Qui sont les salésiens de manière générale ?
Saint Jean Bosco 1815-1888. Dans une ferme, au cœur du Piémont agricole, à Morialdo, hameau de Castelnuovo, naît Jean Bosco, fils d’un petit métayer, en Août 1815. Son père François, meurt deux ans plus tard, laissant sa veuve, Marguerite éduquer ses trois enfants. Ce sont trois garçons, dont l’aîné, Antoine, qui n’a que 10 ans, va très vite s’occuper de la ferme avec sa mère. Le second, Joseph, à 4 ans. La maman Marguerite apprit elle-même les prières du chrétien à ses trois enfants qui priaient tous ensemble matin et soir. C’est dans cette ambiance chrétienne et rurale que le petit Jean fit, dans cette chambre, un rêve vers l’âge de neuf ans. Ce rêve lui laissa pour toute la vie une profonde impression. Le lendemain il s’empressa de le raconter à sa famille. Bien des années plus tard, il en comprit la signification profonde, et le redit souvent à ses enfants et à ses disciples les salésiens.

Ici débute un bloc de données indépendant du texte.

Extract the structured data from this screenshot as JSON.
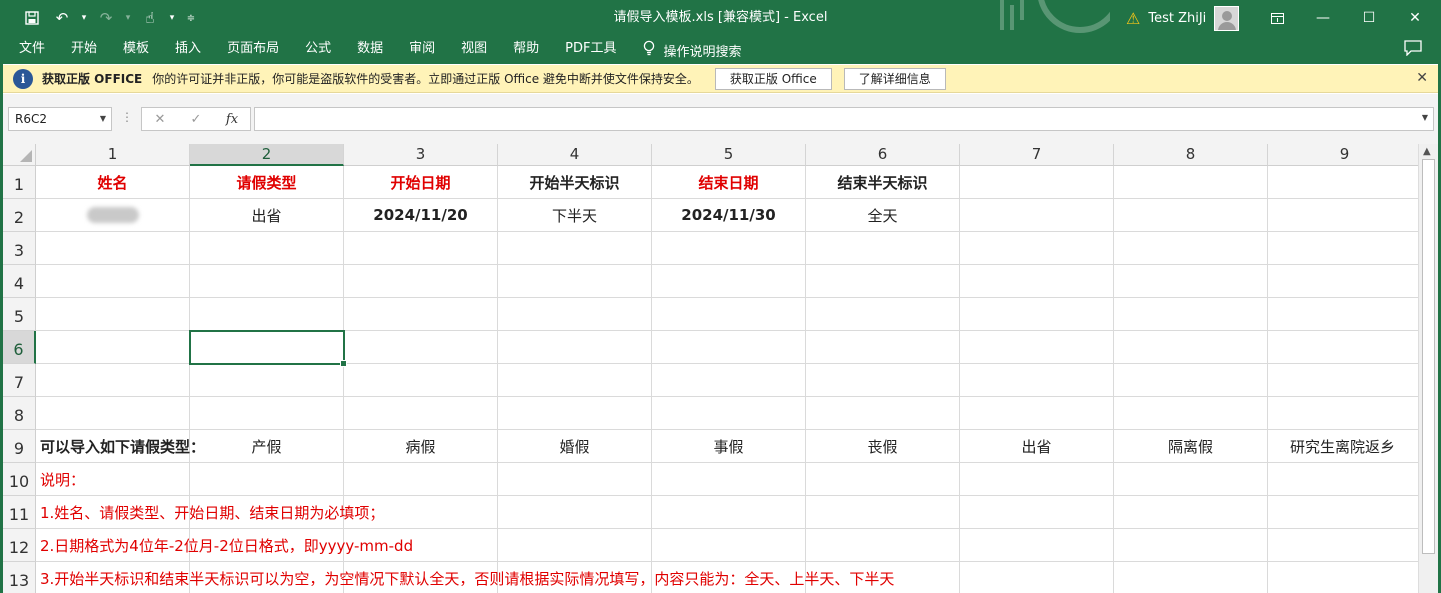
{
  "window": {
    "title": "请假导入模板.xls  [兼容模式]  -  Excel",
    "user_name": "Test ZhiJi",
    "accent": "#217346"
  },
  "ribbon_tabs": [
    "文件",
    "开始",
    "模板",
    "插入",
    "页面布局",
    "公式",
    "数据",
    "审阅",
    "视图",
    "帮助",
    "PDF工具"
  ],
  "tell_me": "操作说明搜索",
  "infobar": {
    "title": "获取正版 OFFICE",
    "message": "你的许可证并非正版，你可能是盗版软件的受害者。立即通过正版 Office 避免中断并使文件保持安全。",
    "button_get": "获取正版 Office",
    "button_learn": "了解详细信息"
  },
  "formula_bar": {
    "name_box": "R6C2",
    "formula": ""
  },
  "sheet": {
    "col_headers": [
      "1",
      "2",
      "3",
      "4",
      "5",
      "6",
      "7",
      "8",
      "9"
    ],
    "row_headers": [
      "1",
      "2",
      "3",
      "4",
      "5",
      "6",
      "7",
      "8",
      "9",
      "10",
      "11",
      "12",
      "13"
    ],
    "selected_cell": "R6C2",
    "header_row": [
      "姓名",
      "请假类型",
      "开始日期",
      "开始半天标识",
      "结束日期",
      "结束半天标识"
    ],
    "data_row": [
      "",
      "出省",
      "2024/11/20",
      "下半天",
      "2024/11/30",
      "全天"
    ],
    "types_label": "可以导入如下请假类型：",
    "leave_types": [
      "产假",
      "病假",
      "婚假",
      "事假",
      "丧假",
      "出省",
      "隔离假",
      "研究生离院返乡"
    ],
    "notes": [
      "说明：",
      "1.姓名、请假类型、开始日期、结束日期为必填项；",
      "2.日期格式为4位年-2位月-2位日格式，即yyyy-mm-dd",
      "3.开始半天标识和结束半天标识可以为空，为空情况下默认全天，否则请根据实际情况填写，内容只能为：全天、上半天、下半天"
    ],
    "required_color": "#e00000"
  }
}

Qui sont les salésiens de Don Bosco ?
Les salésiens de Don Bosco sont des religieux, prêtres ou laïcs, qui veulent réaliser dans l’Eglise le projet de leur Fondateur: être signes et porteurs de l’Amour de Dieu pour les jeunes, spécialement les plus pauvres. Leur nom vient de Saint François de Sales, évêque savoyard du 17e siècle, qui avait conquis Don Bosco par son dynamisme et sa cordialité.
Les besoins de la jeunesse sont tellement étendus et urgents que cette voix résonne avec autant de force aujourd’hui, même si les réalités sont bien différentes. En ce sens, la mission salésienne auprès des jeunes se réalise sous des formes multiples et variées : animation de loisirs, catéchèse, enseignement et éducation, aumônerie (mouvements, écoles, enfants de rue), travail social, médias.
Les Salésiens vivent en communautés fraternelles unies par le travail et par la prière. Leur objectif à la suite de Don Bosco: “AIMER, EDUQUER, EVANGELISER”, en d’autre mot « former de bons chrétiens et d’honnêtes citoyens ».
Don Bosco compare deux systèmes d’éducation : Le système répressif « s’emploie à éduquer l’homme par la force, en le réprimant et en le punissant quand il a violé la loi, quand il a commis un délit ». Le système préventif « cherche à éduquer par la douceur. Pour y parvenir, il l’aide suavement à observer cette loi et lui fournit les moyens les plus appropriés et les plus efficaces ». La prévention est assurée par la présence permanente et amicale de l’éducateur, appelé assistant, il guide et conseille, mais redresse les écarts par une réprimande faite avec bonté. Au Valdocco, cela était possible, car les éducateurs vivaient de façon permanente au milieu des enfants, dans une relation amicale ; un ami qui est présent pour aider, soutenir, faire plaisir, rendre heureux. C’est une pédagogie de la réussite.
Le cœur de cette approche pédagogique est un système à trois éléments : raison – religion – affection. Chaque élément est en rapport avec les deux autres, et contribue à les éclairer et les rectifier en cas de besoin.